对于她,真是有无从下笔的感觉,想到她便有许许多多的细枝末节源源不断的跳出来,每一点,都会让人动容。
“在这种小铺子里有这样的一个女人,是件令人惊异的事情。油灯的微光被竹笼割裂了,投在她裸露的肌肤上,令人想起那些绝艳而斑驳的古画。女人一身浅紫色的裙衣,精致华贵,裸露的双肩和胳膊上,肤色莹白得令人目眩,四五个蓝晶的镯子套在一起,叮叮当当地作响。”
“绝艳而斑驳的古画”,这是她第一次出场时对她的描述。似有森然的冷意。
彼时她面对淳国风虎骑的督尉,全无惧意,谈笑自若。
“女人想笑就笑,完全不在乎桌子这边的人,仿佛周围是她独自的舞台,她是个自喜自悲的优伶。首领的心里忽然顿了一下,不知怎么的,这个女人在笑,他却觉出一股隐约的悲意。”
“首领挣扎着抬起头,看见女人又笑了,这一次,她的笑意中带着酷寒。”
“像是拂拭头发,她轻描淡写地挥手,翡翠的戒指牵着的无数银丝在瞬间全部抽紧,像是无数看不见的利刃在首领身上划过。他整个身体瞬间就迸裂了,变成了一朵巨大的妖冶的血花。”
这样一个从容、淡定,冷漠,面对敌人甚至有些漫不经心的天罗,却是一生怀着一颗柔软的心深情只为一人。
“我是天罗的刺客,那是很多年以前的事情了。我早已不为天罗杀人,我要杀你们,只是因为你们觊觎我丈夫的东西。”“你说你的父亲愚蠢,可是你有没有真的想过他为什么要那样做。有些东西,即使经过很多年,也是不能被亵渎的。”
在那个她自称是她丈夫的人死了十四年之后,她依然守护着他,不容许别人亵渎。
“其实那柄剑,或者什么天驱的秘密,我都不在乎,我只是相信他一个人而已。”
这句话应该让很多人都印象深刻吧。
就是这样单纯的一份信任支撑了她一生的爱情。纵使那份信任,也被证明是有些盲目有些错误的。
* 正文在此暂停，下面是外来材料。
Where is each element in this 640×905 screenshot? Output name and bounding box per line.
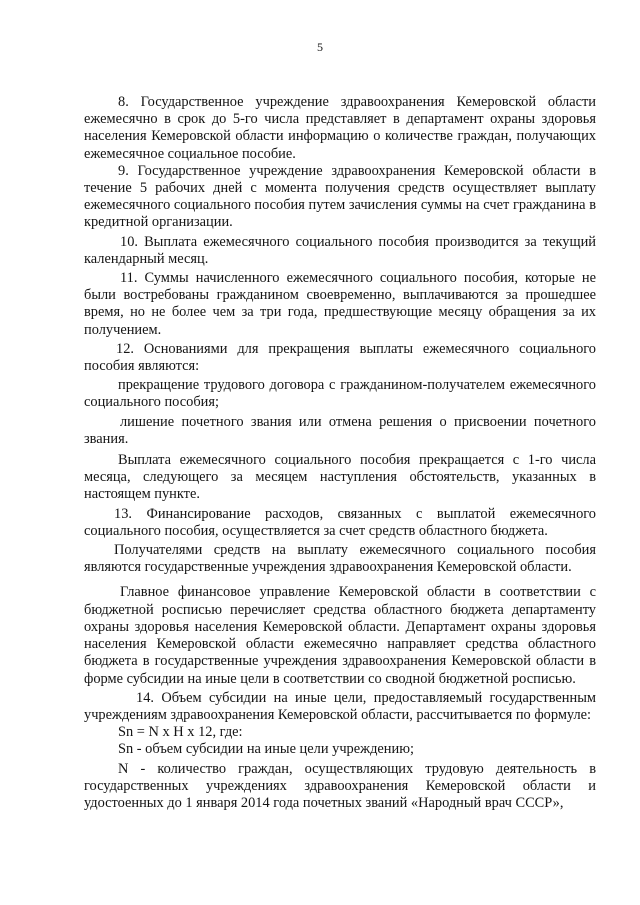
formula-term-n: N - количество граждан, осуществляющих трудовую деятельность в государственных учреждениях здравоохранения Кемеровской области и удостоенных до 1 января 2014 года почетных званий «Народный врач СССР», — [84, 760, 596, 811]
document-body — [84, 94, 596, 812]
subsidy-formula: Sn = N x H x 12, где: — [118, 724, 243, 741]
formula-term-sn: Sn - объем субсидии на иные цели учреждению; — [118, 741, 414, 758]
termination-reason-contract: прекращение трудового договора с гражданином-получателем ежемесячного социального пособия; — [84, 377, 596, 411]
paragraph-item-12: 12. Основаниями для прекращения выплаты ежемесячного социального пособия являются: — [84, 340, 596, 375]
paragraph-item-8: 8. Государственное учреждение здравоохранения Кемеровской области ежемесячно в срок до 5-го числа представляет в департамент охраны здоровья населения Кемеровской области информацию о количестве граждан, получающих ежемесячное социальное пособие. — [84, 94, 596, 162]
paragraph-item-10: 10. Выплата ежемесячного социального пособия производится за текущий календарный месяц. — [84, 233, 596, 267]
funds-recipients: Получателями средств на выплату ежемесячного социального пособия являются государственные учреждения здравоохранения Кемеровской области. — [84, 542, 596, 576]
paragraph-item-14: 14. Объем субсидии на иные цели, предоставляемый государственным учреждениям здравоохранения Кемеровской области, рассчитывается по формуле: — [84, 689, 596, 723]
page-number: 5 — [317, 40, 323, 54]
paragraph-item-11: 11. Суммы начисленного ежемесячного социального пособия, которые не были востребованы гражданином своевременно, выплачиваются за прошедшее время, но не более чем за три года, предшествующие месяцу обращения за их получением. — [84, 270, 596, 338]
termination-reason-title: лишение почетного звания или отмена решения о присвоении почетного звания. — [84, 413, 596, 447]
paragraph-item-13: 13. Финансирование расходов, связанных с выплатой ежемесячного социального пособия, осуществляется за счет средств областного бюджета. — [84, 505, 596, 539]
financial-transfer-procedure: Главное финансовое управление Кемеровской области в соответствии с бюджетной росписью перечисляет средства областного бюджета департаменту охраны здоровья населения Кемеровской области. Департамент охраны здоровья населения Кемеровской области ежемесячно направляет средства областного бюджета в государственные учреждения здравоохранения Кемеровской области в форме субсидии на иные цели в соответствии со сводной бюджетной росписью. — [84, 584, 596, 687]
termination-date-rule: Выплата ежемесячного социального пособия прекращается с 1-го числа месяца, следующего за месяцем наступления обстоятельств, указанных в настоящем пункте. — [84, 452, 596, 503]
paragraph-item-9: 9. Государственное учреждение здравоохранения Кемеровской области в течение 5 рабочих дней с момента получения средств осуществляет выплату ежемесячного социального пособия путем зачисления суммы на счет гражданина в кредитной организации. — [84, 162, 596, 231]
她感觉有人抱着她了,是许多年前在八松相遇的那个男人,他骑着高大的黑骊,有时候残酷,有时候轻佻,有时候默默地眺望远方。
“为什么要救我?”她在挣扎,不想这样认输。
“我听说有人怜悯一条路边冻僵的蛇,把它捂在怀里,蛇暖和了醒来,就咬死了他。我想试试。”
“这个……不是理由。”
“因为我不相信他们说的,女蛇?蛇是不流眼泪的,我怎么看着,不过是只猫儿呢?”男人轻轻摸着她的脸,泪水就被他摸掉了。
猫儿……
“猫儿,你是逃不了的,我赌赢了你,你是我的了。”
“猫儿,难道不想跟我一起走么?我知道很远的地方有座大山,山里有扇青铜的巨门,打开它,就到了一个新的世界。”
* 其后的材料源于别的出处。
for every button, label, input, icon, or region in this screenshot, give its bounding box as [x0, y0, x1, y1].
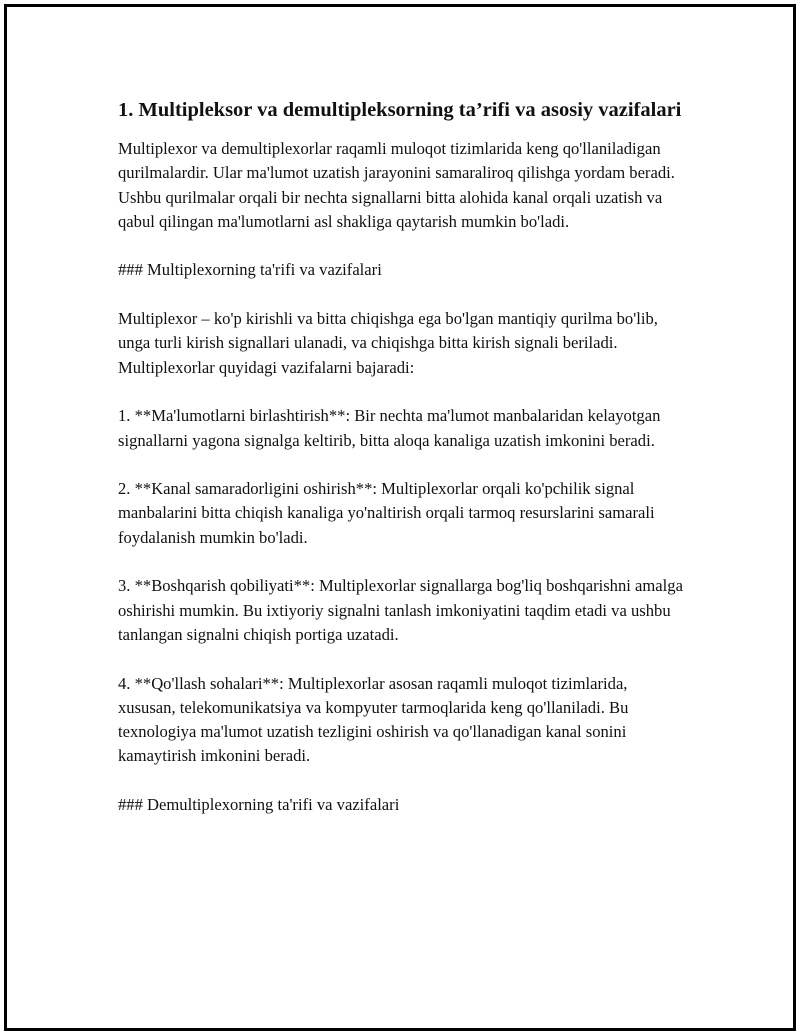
paragraph-gap [118, 769, 688, 793]
list-item-4: 4. **Qo'llash sohalari**: Multiplexorlar asosan raqamli muloqot tizimlarida, xususan, telekomunikatsiya va kompyuter tarmoqlarida keng qo'llaniladi. Bu texnologiya ma'lumot uzatish tezligini oshirish va qo'llanadigan kanal sonini kamaytirish imkonini beradi. [118, 673, 629, 766]
paragraph-gap [118, 234, 688, 258]
list-item-3: 3. **Boshqarish qobiliyati**: Multiplexorlar signallarga bog'liq boshqarishni amalga oshirishi mumkin. Bu ixtiyoriy signalni tanlash imkoniyatini taqdim etadi va ushbu tanlangan signalni chiqish portiga uzatadi. [118, 576, 683, 644]
paragraph-gap [118, 550, 688, 574]
paragraph-gap [118, 380, 688, 404]
list-item-1: 1. **Ma'lumotlarni birlashtirish**: Bir nechta ma'lumot manbalaridan kelayotgan signallarni yagona signalga keltirib, bitta aloqa kanaliga uzatish imkonini beradi. [118, 406, 661, 450]
demultiplexor-subheading: ### Demultiplexorning ta'rifi va vazifalari [118, 795, 400, 815]
paragraph-gap [118, 453, 688, 477]
multiplexor-definition: Multiplexor – ko'p kirishli va bitta chiqishga ega bo'lgan mantiqiy qurilma bo'lib, unga turli kirish signallari ulanadi, va chiqishga bitta kirish signali beriladi. Multiplexorlar quyidagi vazifalarni bajaradi: [118, 309, 658, 377]
section-heading: 1. Multipleksor va demultipleksorning ta’rifi va asosiy vazifalari [118, 99, 682, 121]
list-item-2: 2. **Kanal samaradorligini oshirish**: Multiplexorlar orqali ko'pchilik signal manbalarini bitta chiqish kanaliga yo'naltirish orqali tarmoq resurslarini samarali foydalanish mumkin bo'ladi. [118, 479, 655, 547]
paragraph-gap [118, 283, 688, 307]
paragraph-gap [118, 647, 688, 671]
intro-paragraph: Multiplexor va demultiplexorlar raqamli muloqot tizimlarida keng qo'llaniladigan qurilmalardir. Ular ma'lumot uzatish jarayonini samaraliroq qilishga yordam beradi. Ushbu qurilmalar orqali bir nechta signallarni bitta alohida kanal orqali uzatish va qabul qilingan ma'lumotlarni asl shakliga qaytarish mumkin bo'ladi. [118, 139, 675, 231]
multiplexor-subheading: ### Multiplexorning ta'rifi va vazifalari [118, 260, 382, 280]
document-body [118, 96, 688, 817]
“猫儿,你为什么总是缠着我不放呢?难道要我娶你么?”
“猫儿,你知道么……我很累了啊……”
“猫儿!快走!不要回头!我以前说的那些……都是骗你的!”
清清的月光下,满壁的书,死寂。赤裸上身的女人蜷缩在角落里,她的脸上带着幸福的笑容,颊边挂着泪水。
“猫儿,往前走,不要回头……”
“猫儿,不要看我!我这里是没有路的!”
“猫儿,回到山里去,忘掉一切,你本来就该是自由的!”
这短短的几句话便是他们爱情的所有经过了。
我总是想从这短短的字里行间窥出一些幽长吉对她的感觉,却总是猜不透这个男人。反发复复揣测着这几句话,我想他应该是爱着她的吧,不然不会让她忘了一切不要回头,不会承认他从前是骗她的。只能说相对她纯真的爱情,他爱得不是那么深刻。不过这也是我觉得矛盾的地方,他话里的意思是想还她心灵的自由,可为何最后却又会让她成为苍云古齿剑的守护者呢?真是让我百思不得其解。但翼天瞻第一次和她见面说的话便让人刺痛。
“我知道是你,苍云古齿剑的守护者。”
苍云古齿剑的守护者,这几个字让我为她难过。翼天瞻是循着幽长吉的信件指引找到苍云古齿剑的所在地的,那么幽长吉是如何对外介绍她的呢?仅仅是“苍云古齿剑的守护者”这样的定位么?如果不是,为何翼天瞻可以气势夺人的骂她愚蠢可笑,说“你根本不是他的妻子,也根本不知道幽长吉心里想的是什么!你根本就像那个傀儡,幽长吉手心里的傀儡!他不过是在走投无路的时候希望你为他守护这柄剑,他那个时候没有一个人可以依赖,而你是他惟一的帮手。而你为了什么?爱情?这个理由真的支撑你为他做那么多的事?”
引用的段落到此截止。